“Mom, what would you say if Scott asked your permission to marry me?” Emily asked, as she placed two teacups on the kitchen table.
I stopped pouring the hot water into the teapot, put the kettle down, and turned to her.
“I would ask him if he loved the Lord, his God, with his whole heart, soul, mind, and strength—and if he loved you enough to grow very old with you.”
Four years ago, Emily had asked me, “What will happen when I get married?”
Now that question needed an answer.
But we didn’t try to answer it right away.
For weeks, we focused on selecting the date, the dress, the bridesmaids, the church, and the location for the reception.
Finally, one day I got brave enough to voice the question I knew we both had been asking ourselves.
“Emily, who do you want to walk you down the aisle?”
“I am going to do that thing you told me about.”
“The wedding I saw on TV?”
“Yes, the one where the bride started at the back of the church with no flowers, then had different men who had been father figures in her life hand her flowers as she came down the aisle. And then you can tie all the flowers together with a ribbon.”
“Who are you thinking of asking?”
“Definitely Poppy, and I’m still figuring out the others.”
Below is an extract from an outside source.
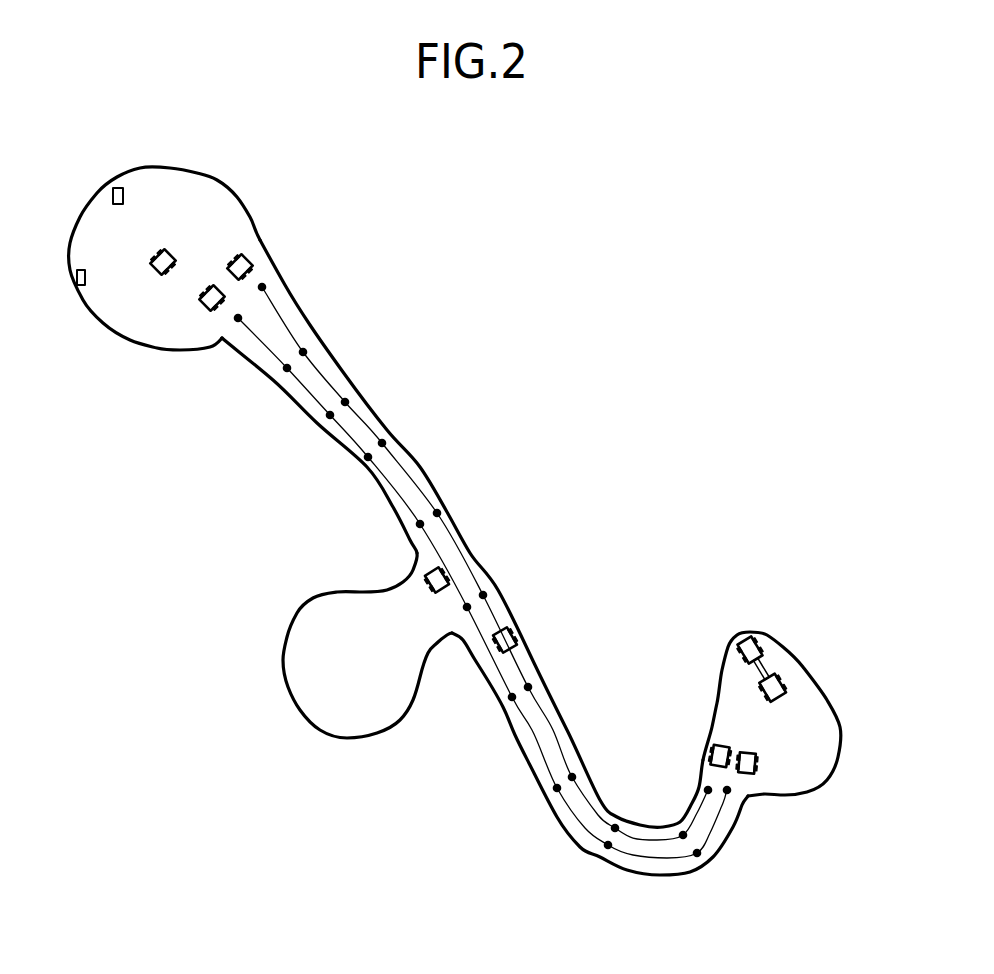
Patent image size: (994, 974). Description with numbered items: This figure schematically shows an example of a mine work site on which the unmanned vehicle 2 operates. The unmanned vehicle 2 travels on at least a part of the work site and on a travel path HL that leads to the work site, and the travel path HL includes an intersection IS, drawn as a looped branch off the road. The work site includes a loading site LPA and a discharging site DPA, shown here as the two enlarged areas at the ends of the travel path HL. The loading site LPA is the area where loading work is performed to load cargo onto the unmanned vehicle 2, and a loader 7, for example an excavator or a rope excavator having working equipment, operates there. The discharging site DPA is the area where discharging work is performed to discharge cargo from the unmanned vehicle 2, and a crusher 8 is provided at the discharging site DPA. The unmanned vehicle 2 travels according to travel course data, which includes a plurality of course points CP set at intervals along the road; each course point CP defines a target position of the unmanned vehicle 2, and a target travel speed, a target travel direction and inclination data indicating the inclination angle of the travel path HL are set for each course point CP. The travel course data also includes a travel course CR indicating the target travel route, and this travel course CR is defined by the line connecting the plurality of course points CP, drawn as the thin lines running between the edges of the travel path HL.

She eventually asked my dad (Poppy), her three uncles—James, Arend, and Ken—as well as two friend uncles, Doug and Tony.
We referred to them as the “flower men.”
As the date for the wedding approached, we thought better of calling them the flower men in the worship folder. We set out to find a proper term. After investigating various words, we chose escort. The true definition of the word escort was ideal: one or more persons accompanying another to guide, protect, or show honor.
We included the definition, and a beautiful piece Scott had written, in the worship folder which served a double purpose. It identified the escorts and their significance—and also addressed the elephant in the room.
“In honor of the memory of Bruce Van Hine, the father of the bride, we acknowledge the fact that, while Bruce could never be replaced, God in His grace has provided Emily with men who could stand beside her in love to honor, protect, and guide her in place of where her father would have stood. That is why they stand here today: to, in some small way, point to Love’s ability to leak into the cracks and lead us from a brokenness we were never meant to endure toward wholeness.”
* * *
Each man stood in the aisle holding two white calla lilies which they gave to Emily as she walked forward. The only thing we hadn’t anticipated was they would want to hug her which caused her veil to fall off before she had even made it halfway down the aisle. But it didn’t matter.
When Emily reached the front, I tied her flowers with a ribbon, hugged her, and then kissed her on the cheek. It was beautiful, symbolic, and perfect. There wasn’t a dry eye in the church.
Any tears I wept that day weren’t out of sadness but out of pride for who Emily and Scott were, and gratitude that God had supplied a way when there seemed to be no way. The ceremony and reception were all Emily and Scott hoped it would be.